De maneira geral, a transferência de dados das bases do poder público para entidades privadas é proibida, mas o texto final da MP inclui outras duas exceções: quando houver previsão legal ou a transferência for respaldada em contratos, convênios ou instrumentos congêneres; e na hipótese de essa medida ter o objetivo exclusivo de prevenir fraudes e irregularidades ou proteger a segurança e a integridade do titular dos dados, desde que vedado o tratamento para outras finalidades.
Segundo o relator na comissão especial, deputado Orlando Silva (PCdoB-SP), as mudanças são necessárias para viabilizar serviços como arrecadação tributária, pagamento de benefícios e bolsas e implementação de programas. Entretanto, ele manteve no texto a necessidade de a autoridade nacional ser informada sobre essa transferência de dados. A MP também prorroga o início da vigência da nova lei, de janeiro para agosto de 2020.
Brasil ganha destaque global com a ANPD
Na opinião do DPO e CISO, Alex Amorim, foi mais uma fantástica vitória para o País e essa aprovação mostra que todos estão focados nesse tema. “Nos últimos dias vimos que o assunto avançou muito após passar na Comissão Especial, Câmara dos Deputados e agora pelo Senado. Isso significa a força do tema, justamente no momento que a GDPR completou um ano no último 25 de maio.
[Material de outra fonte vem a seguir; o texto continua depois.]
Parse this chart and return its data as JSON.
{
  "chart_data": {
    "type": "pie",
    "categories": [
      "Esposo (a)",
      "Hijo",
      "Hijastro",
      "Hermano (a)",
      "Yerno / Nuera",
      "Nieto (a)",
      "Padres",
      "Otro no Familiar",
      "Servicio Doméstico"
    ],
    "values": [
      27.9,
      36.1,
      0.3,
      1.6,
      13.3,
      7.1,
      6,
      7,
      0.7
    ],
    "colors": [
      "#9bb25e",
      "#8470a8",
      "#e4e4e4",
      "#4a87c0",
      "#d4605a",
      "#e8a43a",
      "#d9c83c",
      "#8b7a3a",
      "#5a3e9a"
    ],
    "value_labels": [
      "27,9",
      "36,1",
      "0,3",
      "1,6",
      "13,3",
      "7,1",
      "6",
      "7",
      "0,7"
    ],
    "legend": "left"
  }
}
O próximo passo será a sansão presidencial e como isso entramos na lista dos países que estão levando a sério a questão da proteção de dados, o que coloca o Brasil outra importância principalmente no contexto europeu”, avalia.
Amorim lembra que são duas corridas simultâneas: para as empresas estarem em compliance e a segunda será fazer a fiscalização em cima dos terceiros que prestam serviço. “Acredito que agora seja o momento das organizações darem prazos para os seus prestadores de serviço , uma vez que pela experiência da GDPR muitas empresas que prestam serviços perderam contrato por conta do não atendimento à regulação”, aponta.
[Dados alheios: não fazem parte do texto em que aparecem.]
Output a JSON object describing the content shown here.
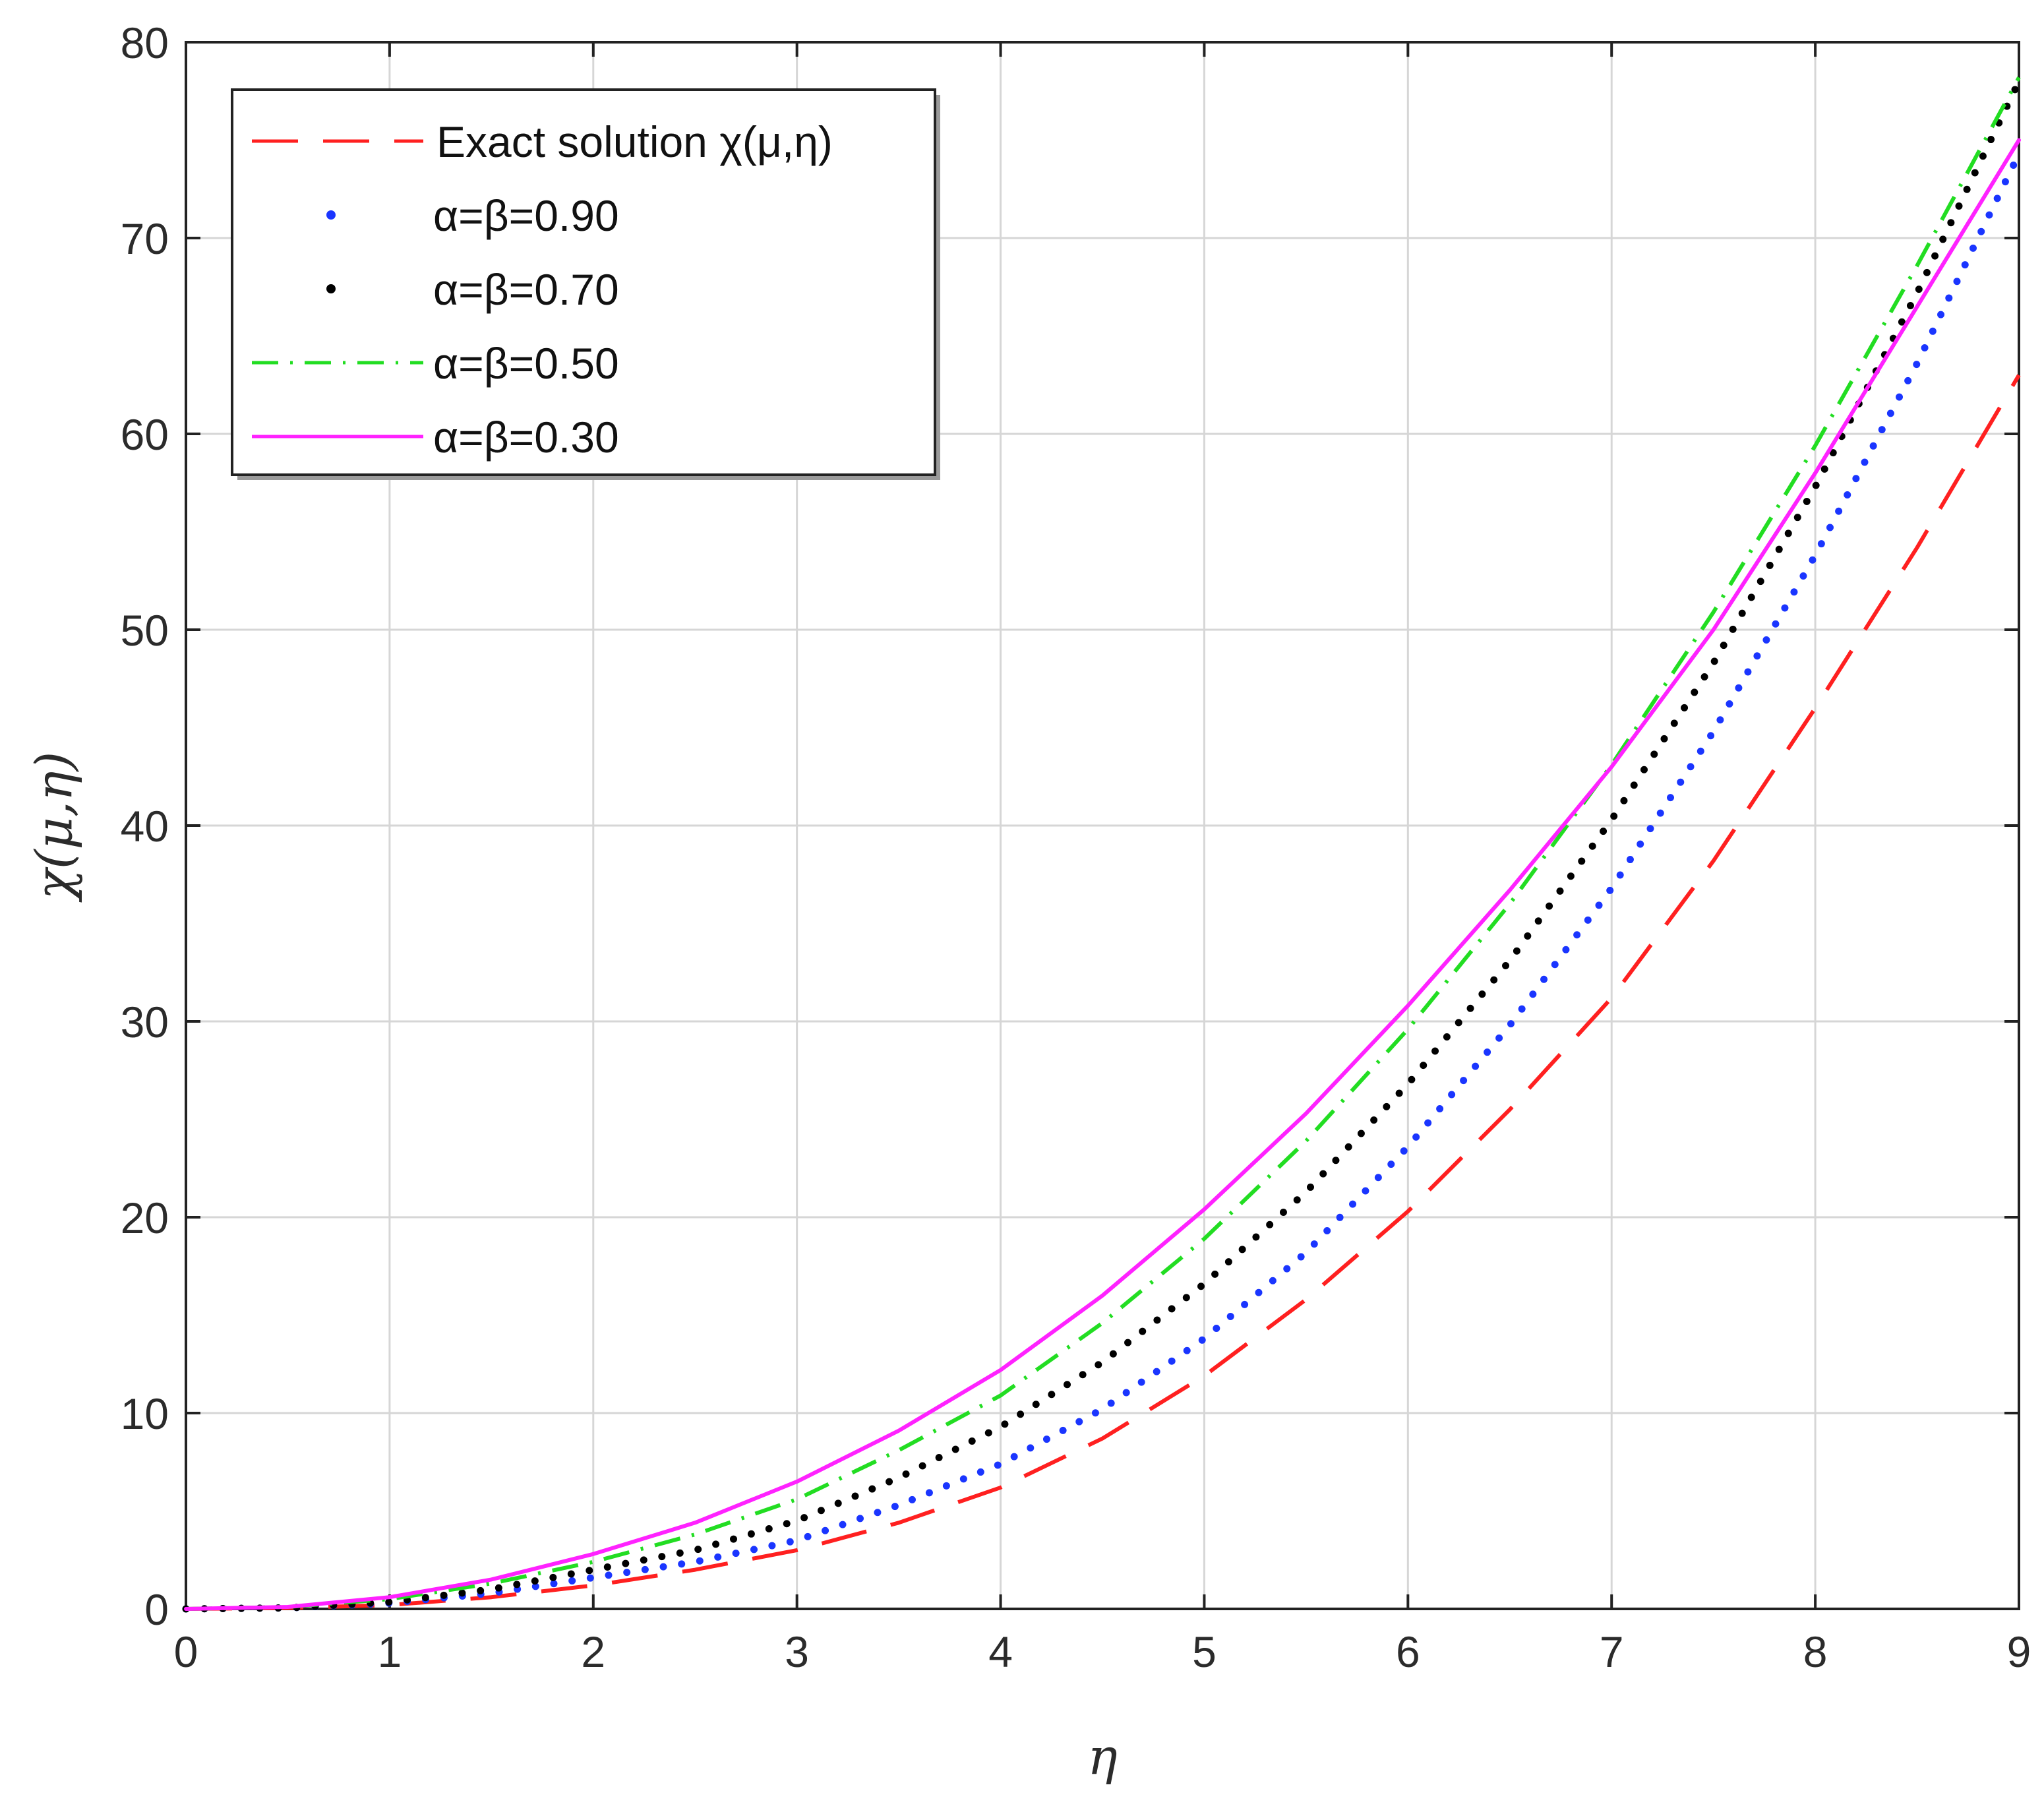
{
  "chart_data": {
    "type": "line",
    "title": "",
    "xlabel": "η",
    "ylabel": "χ(μ,η)",
    "xlim": [
      0,
      9
    ],
    "ylim": [
      0,
      80
    ],
    "xticks": [
      "0",
      "1",
      "2",
      "3",
      "4",
      "5",
      "6",
      "7",
      "8",
      "9"
    ],
    "yticks": [
      "0",
      "10",
      "20",
      "30",
      "40",
      "50",
      "60",
      "70",
      "80"
    ],
    "grid": true,
    "legend_position": "top-left",
    "x": [
      0,
      0.5,
      1,
      1.5,
      2,
      2.5,
      3,
      3.5,
      4,
      4.5,
      5,
      5.5,
      6,
      6.5,
      7,
      7.5,
      8,
      8.5,
      9
    ],
    "series": [
      {
        "name": "Exact solution χ(μ,η)",
        "color": "#ff2020",
        "style": "dashed",
        "values": [
          0,
          0.05,
          0.2,
          0.6,
          1.2,
          2.0,
          3.0,
          4.4,
          6.2,
          8.7,
          11.9,
          15.8,
          20.3,
          25.5,
          31.2,
          38.2,
          46.0,
          54.2,
          63.0
        ]
      },
      {
        "name": "α=β=0.90",
        "color": "#1a35ff",
        "style": "dotted",
        "values": [
          0,
          0.05,
          0.3,
          0.8,
          1.6,
          2.4,
          3.5,
          5.3,
          7.4,
          10.2,
          13.8,
          18.2,
          23.6,
          29.8,
          36.8,
          44.8,
          53.8,
          63.6,
          74.3
        ]
      },
      {
        "name": "α=β=0.70",
        "color": "#000000",
        "style": "dotted",
        "values": [
          0,
          0.05,
          0.35,
          1.0,
          2.0,
          3.0,
          4.5,
          6.7,
          9.3,
          12.6,
          16.6,
          21.3,
          26.8,
          33.1,
          40.3,
          48.3,
          57.3,
          67.2,
          78.0
        ]
      },
      {
        "name": "α=β=0.50",
        "color": "#22dd22",
        "style": "dashdot",
        "values": [
          0,
          0.1,
          0.5,
          1.3,
          2.4,
          3.8,
          5.6,
          8.1,
          10.9,
          14.6,
          18.9,
          23.9,
          29.6,
          36.0,
          43.1,
          50.9,
          59.4,
          68.6,
          78.2
        ]
      },
      {
        "name": "α=β=0.30",
        "color": "#ff22ff",
        "style": "solid",
        "values": [
          0,
          0.1,
          0.6,
          1.5,
          2.8,
          4.4,
          6.5,
          9.1,
          12.2,
          16.0,
          20.4,
          25.3,
          30.8,
          36.7,
          43.0,
          50.0,
          58.0,
          66.5,
          75.0
        ]
      }
    ]
  }
}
Outro ponto a ser observado é que várias soluções não são simples de ser implantadas. “Não é simplesmente implementar uma tecnologia de DLP e pronto. Mas existe todo um processo como classificação de informação, ou seja, existem vários passos a serem adotados antes de entrar com alguns tipos de tecnologias”, alerta quando lembra que as empresas que não fizeram um assessment já estão atrasadas quando deveria estar se preocupando com a implantação.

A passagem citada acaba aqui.